Presentato il protocollo “Ricomincio da me” con Doppia Difesa per favorire l’autonomia attraverso la formazione universitaria.
L’Università degli Studi Guglielmo Marconi e la Fondazione Doppia Difesa Onlus hanno unito le forze per un progetto di alto valore sociale. Durante l’incontro dedicato alla Giornata Internazionale della Donna, è stato presentato il protocollo d’intesa “Ricomincio da me”. Questa iniziativa prevede l’erogazione di borse di studio per donne vittime di violenza, destinate a corsi di laurea e master. L’obiettivo è promuovere percorsi concreti di autonomia, offrendo a chi ha subito abusi la possibilità di ricostruire la propria vita partendo dall’istruzione e dalla qualificazione professionale.
L’impatto delle borse di studio per donne vittime di violenza
Marco Belli, Direttore Generale Vicario di UniMarconi, ha aperto l’incontro sottolineando come la formazione sia un motore di rinascita potente. Spesso le vittime restano intrappolate in situazioni di pericolo a causa della dipendenza economica dal maltrattante. Per questo motivo, le borse di studio per donne vittime di violenza rappresentano uno strumento di libertà fondamentale. Attraverso l’accesso agevolato ai corsi universitari, le beneficiarie possono acquisire le competenze necessarie per entrare nel mondo del lavoro. Intanto, l’ateneo si impegna a garantire un ambiente inclusivo che favorisca il reinserimento sociale e professionale.
La collaborazione strategica con la Fondazione Doppia Difesa
Il confronto, moderato dal giornalista Massimo Martinelli, ha messo in luce l’importanza della prevenzione. L’avvocato Cristina Natale ha illustrato l’impegno quotidiano della Fondazione Doppia Difesa nel fornire assistenza legale e psicologica. La violenza non è solo fisica, ma può essere psicologica ed economica, consumandosi spesso all’interno delle mura domestiche. Tuttavia, grazie a questo nuovo protocollo, il sostegno non si ferma alla gestione dell’emergenza. Infatti, l’unione tra tutela legale e istruzione crea un percorso completo che porta verso la piena indipendenza personale.
Una testimonianza di rinascita e speranza concreta
Il momento più intenso dell’evento è stato il racconto della signora Assunta Maiorano. Oggi è iscritta al corso di laurea in Ingegneria proprio grazie al sostegno ricevuto. «Ricomincio da me – ha spiegato – è un esempio concreto di come il sostegno possa trasformarsi in una reale opportunità di futuro». La sua storia dimostra che le borse di studio per donne vittime di violenza funzionano come catalizzatori di cambiamento. Grazie a questa opportunità, il dolore del passato si trasforma in energia per il domani, permettendo a molte studentesse di guardare avanti con nuova fiducia.

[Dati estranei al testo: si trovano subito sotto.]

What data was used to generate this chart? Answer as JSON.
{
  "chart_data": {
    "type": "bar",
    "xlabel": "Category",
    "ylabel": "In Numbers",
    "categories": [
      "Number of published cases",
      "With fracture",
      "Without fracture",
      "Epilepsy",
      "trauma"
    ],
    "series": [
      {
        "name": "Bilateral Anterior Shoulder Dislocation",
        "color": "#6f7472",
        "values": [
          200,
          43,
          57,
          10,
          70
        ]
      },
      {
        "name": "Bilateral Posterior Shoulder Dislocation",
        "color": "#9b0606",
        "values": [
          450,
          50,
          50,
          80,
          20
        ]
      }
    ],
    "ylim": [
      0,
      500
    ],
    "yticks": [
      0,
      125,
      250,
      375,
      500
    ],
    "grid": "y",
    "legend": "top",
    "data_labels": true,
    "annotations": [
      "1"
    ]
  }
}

Prevenzione e tutela dei minori nei contesti di abuso
Durante l’incontro sono intervenuti anche esperti come Francesco Urraro e il pubblico ministero Maria Perna. È stato ricordato che la violenza domestica coinvolge spesso minori che assistono agli abusi, con conseguenze durature. Per questo, promuovere le borse di studio per donne vittime di violenza significa anche tutelare il futuro dei più piccoli. Una madre che raggiunge l’autonomia economica offre ai propri figli un ambiente più sicuro e stabile. Quindi, la formazione universitaria diventa una barriera contro la trasmissione intergenerazionale della violenza, agendo sulla radice culturale del fenomeno.
La dimensione culturale e il ruolo della formazione
La psicologa Grazia Stocchino ha approfondito la dimensione psicologica dei percorsi di uscita dal trauma. Parallelamente, l’importanza dell’informazione nei contesti educativi è diventata una priorità assoluta per l’ateneo. Il progetto coinvolge sempre più spesso giovanissime che necessitano di strumenti per riconoscere i primi segnali di abuso. Mentre la formazione accademica procede, la sensibilizzazione deve camminare di pari passo. Le borse di studio per donne vittime di violenza sono dunque parte di una strategia più ampia che punta a sradicare la cultura del possesso e della sopraffazione.
Un simbolo per non dimenticare: l’opera Loud
A chiudere l’incontro è stata la donazione dell’opera “Loud”, realizzata dall’interior designer Giorgiana Velluti. Si tratta di una sedia simbolica dedicata alla memoria di chi non ha avuto voce. Questo gesto artistico sottolinea che il silenzio va spezzato con azioni concrete e visibili. UniMarconi e Fondazione Doppia Difesa ribadiscono che la formazione è uno strumento di emancipazione senza eguali. Trasformare il supporto in opportunità reali significa dare alle donne i mezzi per scrivere una nuova pagina della loro storia, libera da ogni forma di costrizione.